Через десять минут я стучусь в дверь к Стивенсам. Мне открывает Мэри и на слегка удивленный взгляд, я отвечаю, что хотел бы узнать, как дела у Клем после вчерашнего. Мэри отвечает, что Клем у ручья, что позади ранчо, а потом предлагает пообедать. Я вежливо отказываюсь и иду искать Клем.
Она сидит на берегу, обхватив коленки руками, и смотрит на бегущую воду. Я чувствую неловкость, словно я незваный гость, нарушивший ее уединение. Сейчас, с двумя косичками на голове, в клетчатой рубашке и джинсовых обрезанных шортах, она кажется мне еще моложе своего двадцати одного года.
Клем поворачивает голову в мою сторону, но молчит. Ее глаза сухие, но в них нет радости и того задора, который я видел вчера утром.
Я подхожу ближе и нарушаю молчание.
Я должен:
– Позволишь?
Клем кивает, и я опускаюсь рядом с ней на траву.
– Зачем ты приехал? – спрашивает Клем, и от ее проницательного взгляда мне становится не по себе.
– Хотел убедиться, что ты в порядке, – честно отвечаю я.

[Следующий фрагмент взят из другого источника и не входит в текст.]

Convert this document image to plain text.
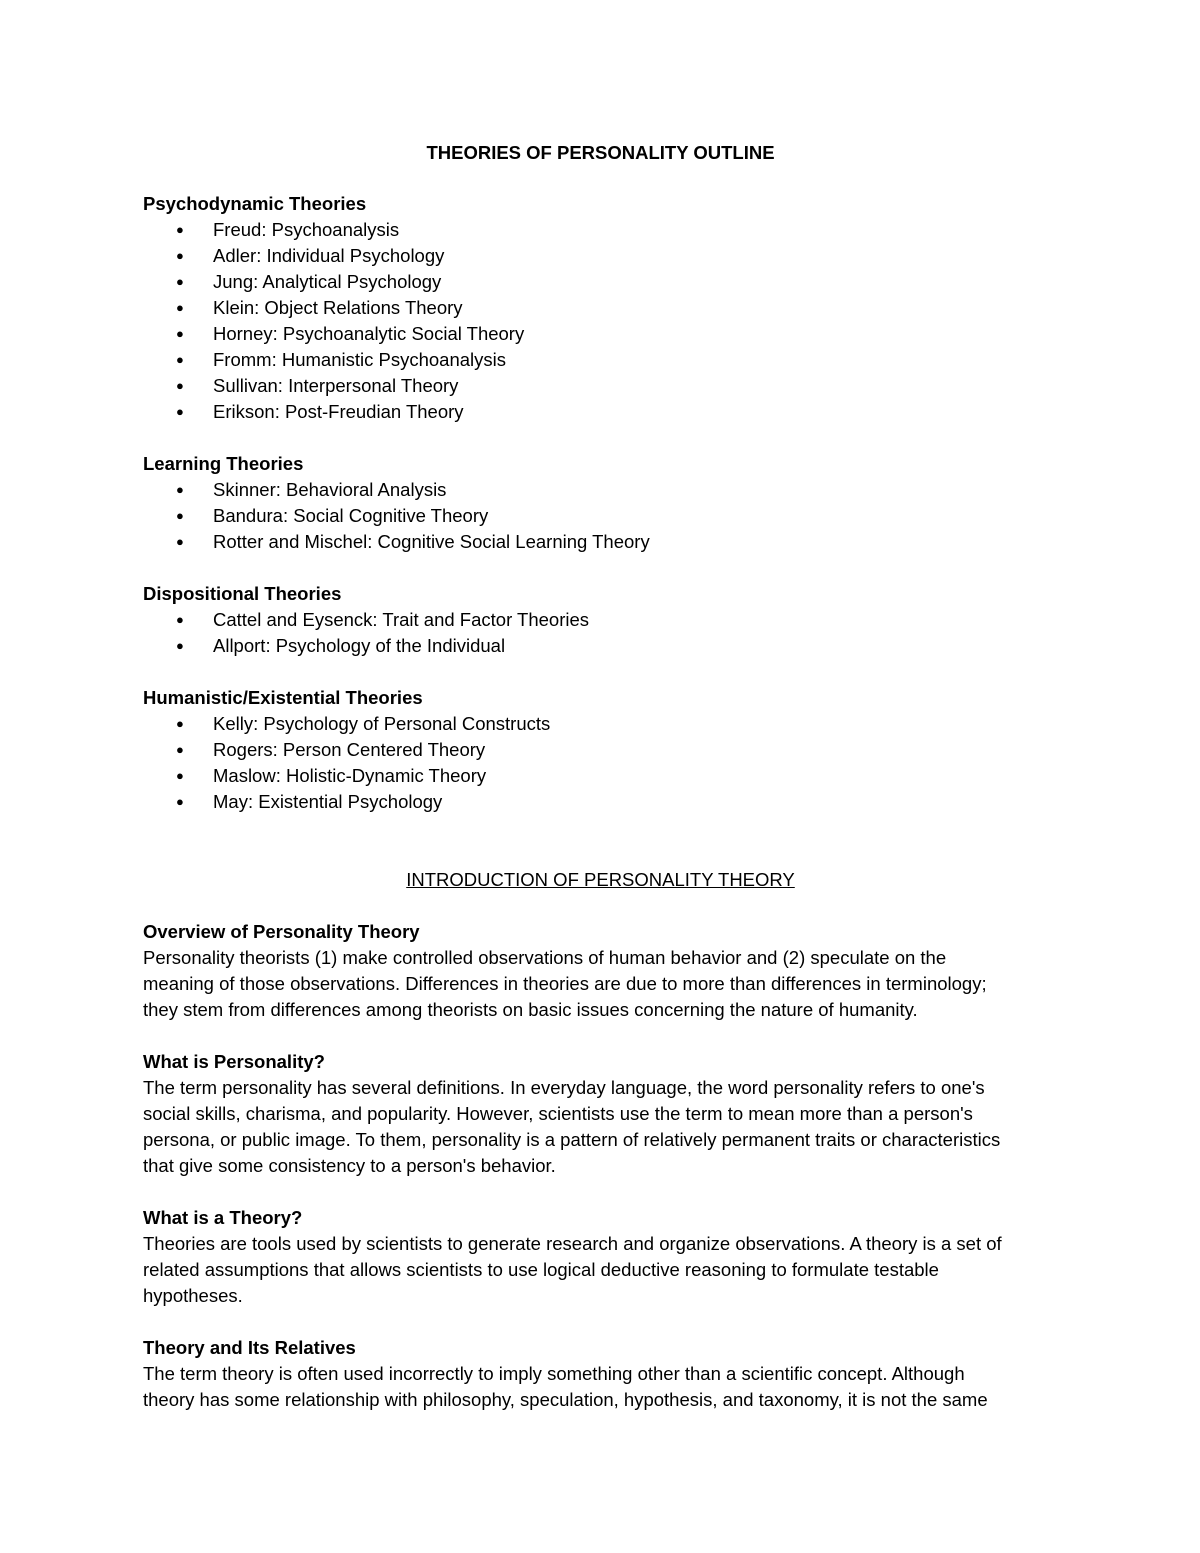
THEORIES OF PERSONALITY OUTLINE
Psychodynamic Theories
● Freud: Psychoanalysis
● Adler: Individual Psychology
● Jung: Analytical Psychology
● Klein: Object Relations Theory
● Horney: Psychoanalytic Social Theory
● Fromm: Humanistic Psychoanalysis
● Sullivan: Interpersonal Theory
● Erikson: Post-Freudian Theory
Learning Theories
● Skinner: Behavioral Analysis
● Bandura: Social Cognitive Theory
● Rotter and Mischel: Cognitive Social Learning Theory
Dispositional Theories
● Cattel and Eysenck: Trait and Factor Theories
● Allport: Psychology of the Individual
Humanistic/Existential Theories
● Kelly: Psychology of Personal Constructs
● Rogers: Person Centered Theory
● Maslow: Holistic-Dynamic Theory
● May: Existential Psychology
INTRODUCTION OF PERSONALITY THEORY
Overview of Personality Theory
Personality theorists (1) make controlled observations of human behavior and (2) speculate on the
meaning of those observations. Differences in theories are due to more than differences in terminology;
they stem from differences among theorists on basic issues concerning the nature of humanity.
What is Personality?
The term personality has several definitions. In everyday language, the word personality refers to one's
social skills, charisma, and popularity. However, scientists use the term to mean more than a person's
persona, or public image. To them, personality is a pattern of relatively permanent traits or characteristics
that give some consistency to a person's behavior.
What is a Theory?
Theories are tools used by scientists to generate research and organize observations. A theory is a set of
related assumptions that allows scientists to use logical deductive reasoning to formulate testable
hypotheses.
Theory and Its Relatives
The term theory is often used incorrectly to imply something other than a scientific concept. Although
theory has some relationship with philosophy, speculation, hypothesis, and taxonomy, it is not the same
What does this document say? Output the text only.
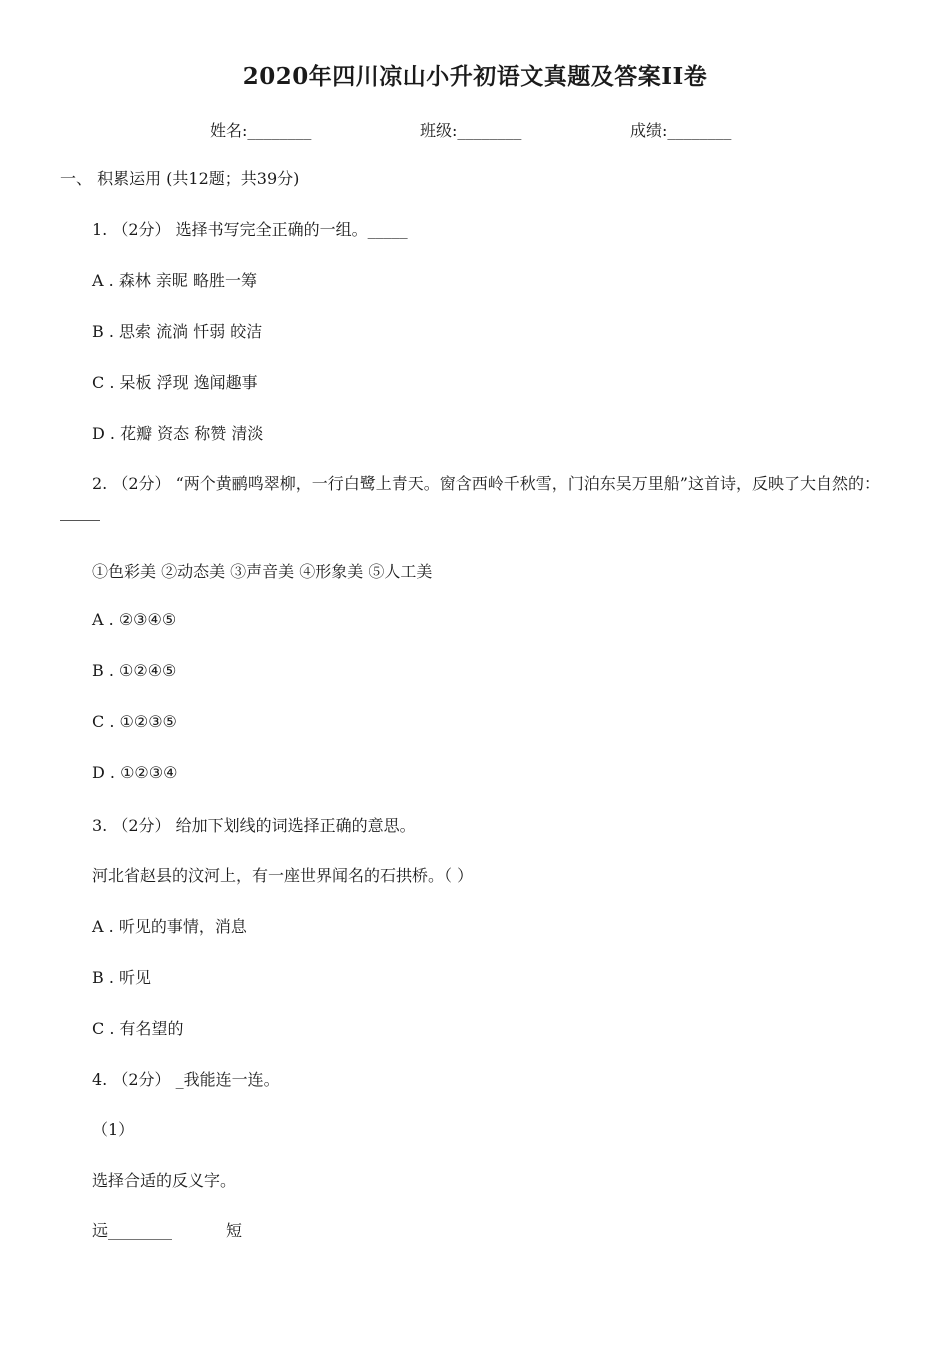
2020年四川凉山小升初语文真题及答案II卷
姓名:________	班级:________	成绩:________
一、 积累运用 (共12题；共39分)
1. （2分） 选择书写完全正确的一组。_____
A . 森林 亲昵 略胜一筹
B . 思索 流淌 忏弱 皎洁
C . 呆板 浮现 逸闻趣事
D . 花瓣 资态 称赞 清淡
2. （2分） “两个黄鹂鸣翠柳，一行白鹭上青天。窗含西岭千秋雪，门泊东吴万里船”这首诗，反映了大自然的：
①色彩美 ②动态美 ③声音美 ④形象美 ⑤人工美
A . ②③④⑤
B . ①②④⑤
C . ①②③⑤
D . ①②③④
3. （2分） 给加下划线的词选择正确的意思。
河北省赵县的汶河上，有一座世界闻名的石拱桥。（ ）
A . 听见的事情，消息
B . 听见
C . 有名望的
4. （2分） _我能连一连。
（1）
选择合适的反义字。
远________	短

«И потому, что меня тянуло к тебе».
Мысль вспыхивает в голове – она молнией проносится в сознании, и это настолько ошеломляюще, что я едва сдерживаюсь, чтобы не вскочить и не сбежать, как трусливый мальчишка.
Мне становится страшно, впервые за долгое время я чувствую, как что-то пока неведомое пугает меня. И эта хрупкая девушка рядом со мной – причина тому.
– Я в порядке. Или буду, – Клем вновь отворачивается и опускает голову на колени. Мы молчим несколько минут, и все это время я борюсь с собой, заставляя себя не пялиться на нее.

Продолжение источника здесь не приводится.